Het ijs was gebroken. We hadden de tijd van ons leven in deze kroeg. Sterker nog, we mochten meedoen aan de pub-quiz. We hadden ons ingeschreven als de “Dutch dynamite team”. We kregen tien vragen in onverstaanbaar Schots. Eentje konden we verstaan en de overige negen is ons voorgezegd door de andere teams. Ze vonden ons wel “great”. Uiteindelijk wonnen we een glas bier van slechts een liter. Daar begon de volgende ellende.

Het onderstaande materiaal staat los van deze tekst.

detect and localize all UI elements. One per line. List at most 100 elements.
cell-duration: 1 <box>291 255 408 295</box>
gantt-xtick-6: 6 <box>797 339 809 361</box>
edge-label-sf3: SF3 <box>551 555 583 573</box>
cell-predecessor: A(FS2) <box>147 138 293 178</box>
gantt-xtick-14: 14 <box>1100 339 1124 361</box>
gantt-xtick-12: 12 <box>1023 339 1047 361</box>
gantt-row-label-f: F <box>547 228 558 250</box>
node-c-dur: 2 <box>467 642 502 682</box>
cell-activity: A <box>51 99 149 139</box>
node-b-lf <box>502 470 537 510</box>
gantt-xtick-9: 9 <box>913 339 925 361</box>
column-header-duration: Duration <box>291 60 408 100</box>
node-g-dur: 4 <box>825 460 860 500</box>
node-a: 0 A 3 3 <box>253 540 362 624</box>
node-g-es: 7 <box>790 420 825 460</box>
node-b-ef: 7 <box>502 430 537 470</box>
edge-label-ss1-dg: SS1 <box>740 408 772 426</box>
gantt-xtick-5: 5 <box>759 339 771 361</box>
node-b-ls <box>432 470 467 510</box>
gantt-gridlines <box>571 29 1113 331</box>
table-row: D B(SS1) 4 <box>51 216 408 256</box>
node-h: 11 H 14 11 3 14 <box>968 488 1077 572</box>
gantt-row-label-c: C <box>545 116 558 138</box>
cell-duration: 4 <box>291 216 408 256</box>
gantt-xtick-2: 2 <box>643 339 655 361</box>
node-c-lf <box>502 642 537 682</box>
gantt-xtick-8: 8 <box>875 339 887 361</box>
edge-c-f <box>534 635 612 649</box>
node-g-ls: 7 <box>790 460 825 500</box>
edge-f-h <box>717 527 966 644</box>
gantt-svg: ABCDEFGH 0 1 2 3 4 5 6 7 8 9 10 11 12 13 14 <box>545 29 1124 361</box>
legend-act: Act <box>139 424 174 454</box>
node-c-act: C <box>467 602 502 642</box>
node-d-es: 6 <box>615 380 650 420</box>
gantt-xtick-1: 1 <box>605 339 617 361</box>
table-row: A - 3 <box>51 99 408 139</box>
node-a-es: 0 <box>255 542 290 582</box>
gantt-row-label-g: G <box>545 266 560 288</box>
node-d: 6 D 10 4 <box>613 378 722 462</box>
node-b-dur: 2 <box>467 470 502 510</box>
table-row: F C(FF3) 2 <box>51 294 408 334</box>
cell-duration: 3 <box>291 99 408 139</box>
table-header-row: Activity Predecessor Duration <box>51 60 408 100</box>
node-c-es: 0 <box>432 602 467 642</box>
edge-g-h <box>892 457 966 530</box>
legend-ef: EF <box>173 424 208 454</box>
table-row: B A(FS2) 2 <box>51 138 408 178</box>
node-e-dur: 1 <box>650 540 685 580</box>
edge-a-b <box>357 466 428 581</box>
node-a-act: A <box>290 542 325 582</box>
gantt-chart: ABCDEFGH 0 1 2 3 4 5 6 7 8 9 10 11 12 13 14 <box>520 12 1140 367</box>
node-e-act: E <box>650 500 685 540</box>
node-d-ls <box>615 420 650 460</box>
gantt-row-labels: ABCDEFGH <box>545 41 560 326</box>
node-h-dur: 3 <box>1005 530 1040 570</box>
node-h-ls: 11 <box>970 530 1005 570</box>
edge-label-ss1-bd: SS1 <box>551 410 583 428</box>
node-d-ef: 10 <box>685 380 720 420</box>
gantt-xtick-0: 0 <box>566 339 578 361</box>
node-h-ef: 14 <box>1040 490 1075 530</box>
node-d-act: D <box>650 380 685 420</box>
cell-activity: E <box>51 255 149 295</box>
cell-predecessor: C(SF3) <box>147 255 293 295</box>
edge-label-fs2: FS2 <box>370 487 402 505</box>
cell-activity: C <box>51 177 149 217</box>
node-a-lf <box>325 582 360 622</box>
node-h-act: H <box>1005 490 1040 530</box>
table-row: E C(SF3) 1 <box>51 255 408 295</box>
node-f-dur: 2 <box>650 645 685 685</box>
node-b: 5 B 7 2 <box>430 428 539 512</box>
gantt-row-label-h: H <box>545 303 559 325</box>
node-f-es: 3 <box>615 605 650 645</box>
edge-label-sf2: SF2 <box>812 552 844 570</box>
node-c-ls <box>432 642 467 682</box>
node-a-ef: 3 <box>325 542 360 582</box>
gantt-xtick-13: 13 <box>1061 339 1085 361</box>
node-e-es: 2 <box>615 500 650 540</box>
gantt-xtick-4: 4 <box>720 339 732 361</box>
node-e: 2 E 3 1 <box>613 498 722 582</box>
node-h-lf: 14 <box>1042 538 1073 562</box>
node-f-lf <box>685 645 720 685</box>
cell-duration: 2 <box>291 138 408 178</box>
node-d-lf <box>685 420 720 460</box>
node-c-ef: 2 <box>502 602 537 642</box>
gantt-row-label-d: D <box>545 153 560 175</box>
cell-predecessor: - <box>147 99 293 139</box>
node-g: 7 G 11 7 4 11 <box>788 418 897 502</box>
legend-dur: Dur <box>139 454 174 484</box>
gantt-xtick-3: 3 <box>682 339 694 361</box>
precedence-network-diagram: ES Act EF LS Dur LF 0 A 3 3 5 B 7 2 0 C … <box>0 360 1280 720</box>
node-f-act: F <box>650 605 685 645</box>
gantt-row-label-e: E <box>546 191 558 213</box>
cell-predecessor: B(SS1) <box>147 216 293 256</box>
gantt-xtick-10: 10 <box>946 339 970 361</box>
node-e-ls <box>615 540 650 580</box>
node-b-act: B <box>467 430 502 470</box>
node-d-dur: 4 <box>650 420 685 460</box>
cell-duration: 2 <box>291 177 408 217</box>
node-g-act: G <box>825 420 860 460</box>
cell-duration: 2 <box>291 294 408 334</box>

Mijn zus was inmiddels gearriveerd met wat van haar collega’s. Onder andere twee koks die zo door konden gaan voor eiken met tattoos. Wat een beren! Dit zou later in de nacht nog mijn redding worden. Zelf was ik al mooi teut. Goed als ik tegen bier kan, was ik na die ene liter al behoorlijk lacherig. De avond was nog jong en we gingen met een groep naar de disco.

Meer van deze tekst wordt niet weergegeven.